Но если вы не сами себя кусаете, было бы странным не предпринимать никаких шагов для того, чтобы разжать терзающие плоть зубы. Пусть не полностью, но хотя бы ослабить нажим. Вот я и намеревался сделать попытку всунуть щепку между клыков одиночества.
Некоторое время назад я приметил, как некрупный цинодонт — шустрая зверушка с жесткой, маскирующего окраса шерстью, разорял кладку одного из последних в округе лабиринтодонтов, отдаленно схожих с крокодилами грядущего, земноводных. Представляете крокодила? А лягушку? Смешайте в воображении, и, скорее всего, получится похоже на правду. Притопленные в
иле, желтоватые икринки послужили контрастным экраном, только благодаря которому я и заметил зубастого проныру. Его набег был так стремителен, что сидевшая в двух-трех метрах от гнезда самка лабиринтодонта, только и успела, что повернуть свою зубастую плоскую голову, а одна икринка уже была прокушена и выпита. Цинодонт примеривался ко второй, но, уловив движение самки, оставил эту затею и растворился на фоне буро-зеленой растительности. Он отчетливо был самым смышленым существом из всех, кого мне доводилось встретить за… да кто считал эти миллионы лет, слишком уж много их прошло.

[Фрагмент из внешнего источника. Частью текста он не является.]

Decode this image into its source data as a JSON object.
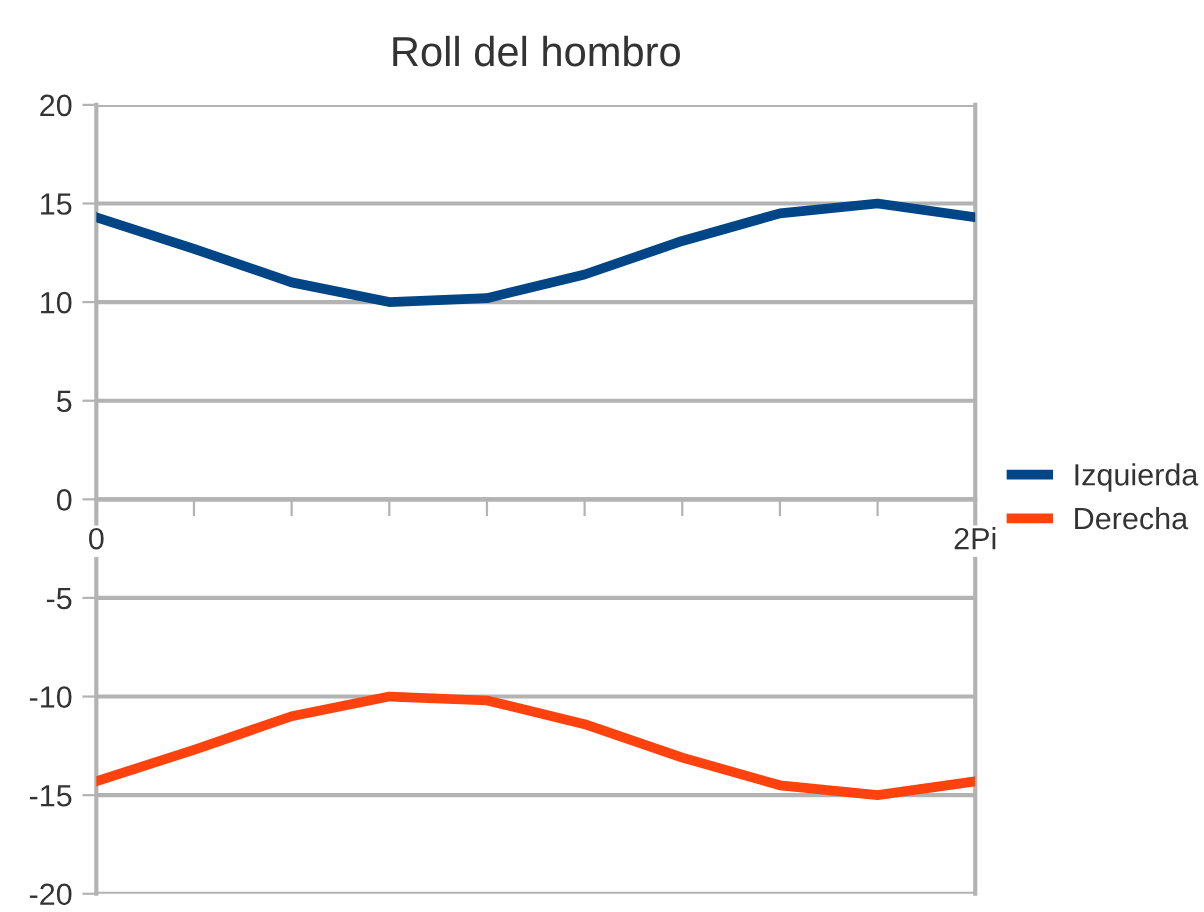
{
  "chart_data": {
    "type": "line",
    "title": "Roll del hombro",
    "categories": [
      "0",
      null,
      null,
      null,
      null,
      null,
      null,
      null,
      null,
      "2Pi"
    ],
    "series": [
      {
        "name": "Izquierda",
        "color": "#004586",
        "values": [
          14.3,
          12.7,
          11.0,
          10.0,
          10.2,
          11.4,
          13.1,
          14.5,
          15.0,
          14.3
        ]
      },
      {
        "name": "Derecha",
        "color": "#ff420e",
        "values": [
          -14.3,
          -12.7,
          -11.0,
          -10.0,
          -10.2,
          -11.4,
          -13.1,
          -14.5,
          -15.0,
          -14.3
        ]
      }
    ],
    "ylim": [
      -20,
      20
    ],
    "yticks": [
      -20,
      -15,
      -10,
      -5,
      0,
      5,
      10,
      15,
      20
    ],
    "grid": "y",
    "legend": "right",
    "marker": "none",
    "line_style": "solid"
  }
}
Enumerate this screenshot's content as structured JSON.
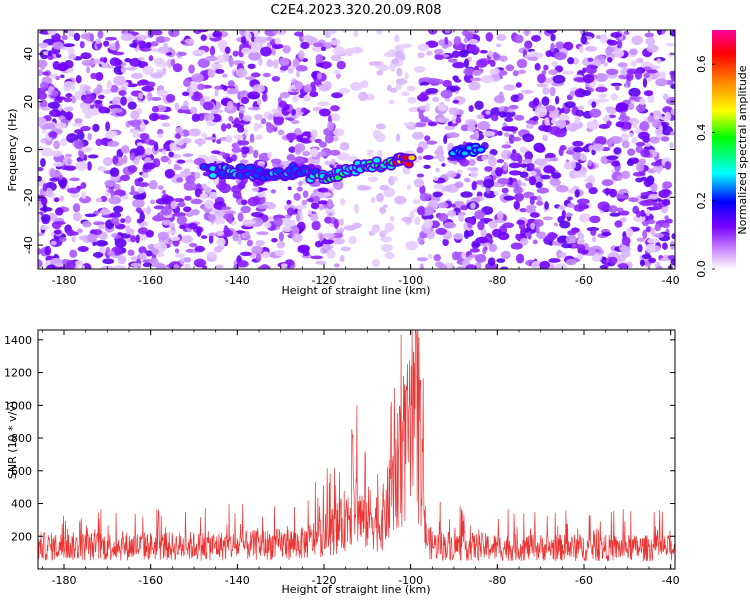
{
  "title": "C2E4.2023.320.20.09.R08",
  "chart_data": [
    {
      "type": "heatmap",
      "xlabel": "Height of straight line (km)",
      "ylabel": "Frequency (Hz)",
      "xlim": [
        -186,
        -39
      ],
      "ylim": [
        -50,
        50
      ],
      "x_ticks": [
        -180,
        -160,
        -140,
        -120,
        -100,
        -80,
        -60,
        -40
      ],
      "y_ticks": [
        -40,
        -20,
        0,
        20,
        40
      ],
      "colorbar": {
        "label": "Normalized spectral amplitude",
        "range": [
          0,
          0.7
        ],
        "ticks": [
          0.0,
          0.2,
          0.4,
          0.6
        ],
        "colors": [
          "#ffffff",
          "#cc88ff",
          "#7700ff",
          "#0000ff",
          "#00ffff",
          "#00ff00",
          "#ffff00",
          "#ff8800",
          "#ff0000",
          "#ff0099"
        ]
      },
      "noise_gap_x": [
        -116,
        -98
      ],
      "signal_track": [
        {
          "x": -147,
          "y": -9,
          "amp": 0.3
        },
        {
          "x": -143,
          "y": -9,
          "amp": 0.3
        },
        {
          "x": -139,
          "y": -9,
          "amp": 0.3
        },
        {
          "x": -135,
          "y": -10,
          "amp": 0.24
        },
        {
          "x": -131,
          "y": -10,
          "amp": 0.3
        },
        {
          "x": -127,
          "y": -9,
          "amp": 0.3
        },
        {
          "x": -123,
          "y": -11,
          "amp": 0.36
        },
        {
          "x": -119,
          "y": -11,
          "amp": 0.4
        },
        {
          "x": -115,
          "y": -10,
          "amp": 0.45
        },
        {
          "x": -111,
          "y": -7,
          "amp": 0.4
        },
        {
          "x": -107,
          "y": -6,
          "amp": 0.45
        },
        {
          "x": -103,
          "y": -5,
          "amp": 0.55
        },
        {
          "x": -100,
          "y": -4,
          "amp": 0.65
        },
        {
          "x": -89,
          "y": -2,
          "amp": 0.22
        },
        {
          "x": -85,
          "y": 1,
          "amp": 0.25
        }
      ]
    },
    {
      "type": "line",
      "xlabel": "Height of straight line (km)",
      "ylabel": "SNR (10 * v/v)",
      "xlim": [
        -186,
        -39
      ],
      "ylim": [
        0,
        1460
      ],
      "x_ticks": [
        -180,
        -160,
        -140,
        -120,
        -100,
        -80,
        -60,
        -40
      ],
      "y_ticks": [
        200,
        400,
        600,
        800,
        1000,
        1200,
        1400
      ],
      "line_color": "#ee3333",
      "baseline": [
        {
          "x": -186,
          "y": 140
        },
        {
          "x": -140,
          "y": 145
        },
        {
          "x": -125,
          "y": 160
        },
        {
          "x": -120,
          "y": 210
        },
        {
          "x": -116,
          "y": 270
        },
        {
          "x": -113,
          "y": 420
        },
        {
          "x": -111,
          "y": 300
        },
        {
          "x": -109,
          "y": 330
        },
        {
          "x": -107,
          "y": 280
        },
        {
          "x": -105,
          "y": 420
        },
        {
          "x": -103,
          "y": 600
        },
        {
          "x": -101,
          "y": 780
        },
        {
          "x": -99,
          "y": 850
        },
        {
          "x": -97.5,
          "y": 650
        },
        {
          "x": -96.5,
          "y": 200
        },
        {
          "x": -95,
          "y": 150
        },
        {
          "x": -86,
          "y": 140
        },
        {
          "x": -80,
          "y": 135
        },
        {
          "x": -39,
          "y": 130
        }
      ],
      "peaks": [
        {
          "x": -113.5,
          "y": 870
        },
        {
          "x": -110.5,
          "y": 720
        },
        {
          "x": -104.5,
          "y": 1050
        },
        {
          "x": -102.5,
          "y": 1020
        },
        {
          "x": -101.0,
          "y": 1200
        },
        {
          "x": -98.7,
          "y": 1460
        },
        {
          "x": -97.8,
          "y": 1180
        }
      ]
    }
  ]
}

Увы, для воплощения моей идеи, лабиринтодонтше придется разделить судьбу большинства ее соплеменников (помню, как они кишмя кишели), да и ее потомству тоже.
Прыткая для амфибии, но сильно уступающая мне в скорости реакции, лабиринтодонтша успела развернуться, чтобы соскользнуть в воду, но только самый кончик ее морды, не дальше ноздрей, успел намокнуть, когда затылок треснул под моими зубами. Вкусно, но жалко.
Икру я аккуратно собрал пастью и затаился. Ждать я умею. Несколько часов до появления цинодонта пролетели мигом. Он не стал вплотную приближаться к месту, где была кладка, остановился метрах в семи, раздраженно пошевелил вибриссами. В это время я, бережно, не шевельнув не единым мускулом, исключая язык, вытолкнул между передними зубами икринку.
Когда она коснулась земли, чуть сплющилась, подпрыгнула и откатилась, цинодонт почти что в точности повторил ее движение: подпрыгнул и отбежал. Потом медленно, настороженно пофыркивая (наверное, чуял меня, но не видел: я таился в схожих со мной по окраске высоких плаунах), на напряженных, готовых моментально унести его прочь лапах, пошел к икринке. Вытянув шею, он быстро крутил похожей на хитрый молоток (на самом деле это не так уж сложно представить) головой, сверкая бусинами глаз.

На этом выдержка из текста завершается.